27 Les défendeurs avancent qu’un agent négociateur est un organisme qui doit veiller aux meilleurs intérêts de ses membres. Selon la structure de l’agent négociateur, le conseil d’administration et le comité exécutif sont élus par les membres de façon démocratique, afin d’assurer le bon fonctionnement de l’organisation. Les administrateurs et membres de l’exécutif exercent les pouvoirs qui leur sont conférés par les statuts et règlements de l’organisation. La Politique de l’IPFPC, en vertu de laquelle une suspension a été imposée au plaignant, a été adoptée par le Conseil d’administration de l’IPFPC. La Politique vise à assurer le devoir de loyauté des personnes qui occupent des postes de responsabilité au sein de l’organisation. Sur ce, les défendeurs me renvoient à Latrémouille c. Union des Artistes, [1983] CCRT décision no. 407. Dans cette affaire, le Conseil avait rejeté la plainte d’un administrateur d’un syndicat à la suite de sa participation dans une procédure d’accréditation d’un autre syndicat. Le Conseil avait suggéré qu’il fallait examiner les motifs et le contexte des décisions. Lors de cet examen, le Conseil avait conclu que le plaignant avait été expulsé, non pas parce qu’il avait exercé ses droits selon la loi, mais plutôt parce que ce qu’il avait fait était incompatible avec ses fonctions d’administrateur syndical.

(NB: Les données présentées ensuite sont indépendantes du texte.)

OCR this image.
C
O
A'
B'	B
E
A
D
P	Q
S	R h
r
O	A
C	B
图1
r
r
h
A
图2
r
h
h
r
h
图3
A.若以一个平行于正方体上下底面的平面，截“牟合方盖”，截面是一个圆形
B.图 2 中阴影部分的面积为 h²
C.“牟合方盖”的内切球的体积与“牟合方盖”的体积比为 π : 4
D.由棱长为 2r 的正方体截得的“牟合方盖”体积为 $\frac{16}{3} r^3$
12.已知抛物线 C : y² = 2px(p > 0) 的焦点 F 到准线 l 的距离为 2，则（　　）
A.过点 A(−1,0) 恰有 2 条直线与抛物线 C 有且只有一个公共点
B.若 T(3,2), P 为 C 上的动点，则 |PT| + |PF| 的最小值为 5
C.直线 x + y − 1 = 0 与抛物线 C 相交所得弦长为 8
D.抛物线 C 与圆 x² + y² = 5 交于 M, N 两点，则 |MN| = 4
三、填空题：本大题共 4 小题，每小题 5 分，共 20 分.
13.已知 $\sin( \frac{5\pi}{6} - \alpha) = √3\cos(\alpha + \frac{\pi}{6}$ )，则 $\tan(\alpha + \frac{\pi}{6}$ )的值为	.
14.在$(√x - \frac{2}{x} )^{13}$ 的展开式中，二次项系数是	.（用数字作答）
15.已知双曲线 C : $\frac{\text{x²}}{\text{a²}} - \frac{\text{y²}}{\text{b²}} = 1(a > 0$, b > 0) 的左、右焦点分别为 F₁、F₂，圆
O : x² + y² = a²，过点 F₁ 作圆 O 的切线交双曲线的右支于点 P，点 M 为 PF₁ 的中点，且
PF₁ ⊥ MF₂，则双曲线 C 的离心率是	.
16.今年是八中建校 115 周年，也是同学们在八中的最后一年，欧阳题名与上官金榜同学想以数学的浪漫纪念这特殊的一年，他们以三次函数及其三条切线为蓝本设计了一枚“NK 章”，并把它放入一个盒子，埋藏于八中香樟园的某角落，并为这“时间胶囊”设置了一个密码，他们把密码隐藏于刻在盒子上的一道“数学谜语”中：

28 Les défendeurs ont eux aussi déposé des arguments sur la discrimination, alléguant qu’ils n’avaient pas agi de façon discriminatoire. Ils y ont fait ressortir que la discrimination est souvent le critère central utilisé par les tribunaux administratifs du travail au Canada pour justifier leur intervention. Je ne reviendrai pas plus sur ces arguments que je ne l’ai fait jusqu’ici car les faits qui m’ont été soumis n’appuient aucunement la thèse de la discrimination évoquée par le plaignant.

IV. Motifs

29 Les faits relatifs à cette plainte sont relativement simples : les défendeurs ont suspendu temporairement le plaignant de ses fonctions syndicales parce qu’il avait déposé une plainte à la Commission, contrevenant ainsi à la Politique de l’IPFPC. Il est clair, et là-dessus je suis d’accord avec les défendeurs, que le plaignant n’a pas été privé de son statut de membre ou expulsé du syndicat. Il a plutôt été suspendu de ses fonctions syndicales. Il est aussi clair, à partir des faits qui m’ont été soumis, que le plaignant n’a pas été traité de façon discriminatoire par les défendeurs. Là n’est donc pas la question centrale à décider comme c’était le cas dans une bonne partie des décisions soumises par les défendeurs.

30 La première question à laquelle je dois répondre est de déterminer si les défendeurs ont imposé une mesure disciplinaire ou encore une sanction au plaignant. Si je conclus qu’une mesure disciplinaire ou une sanction a été imposée, j’examinerai si l’imposition d’une telle mesure disciplinaire ou d’une telle sanction constitue une violation de la Loi.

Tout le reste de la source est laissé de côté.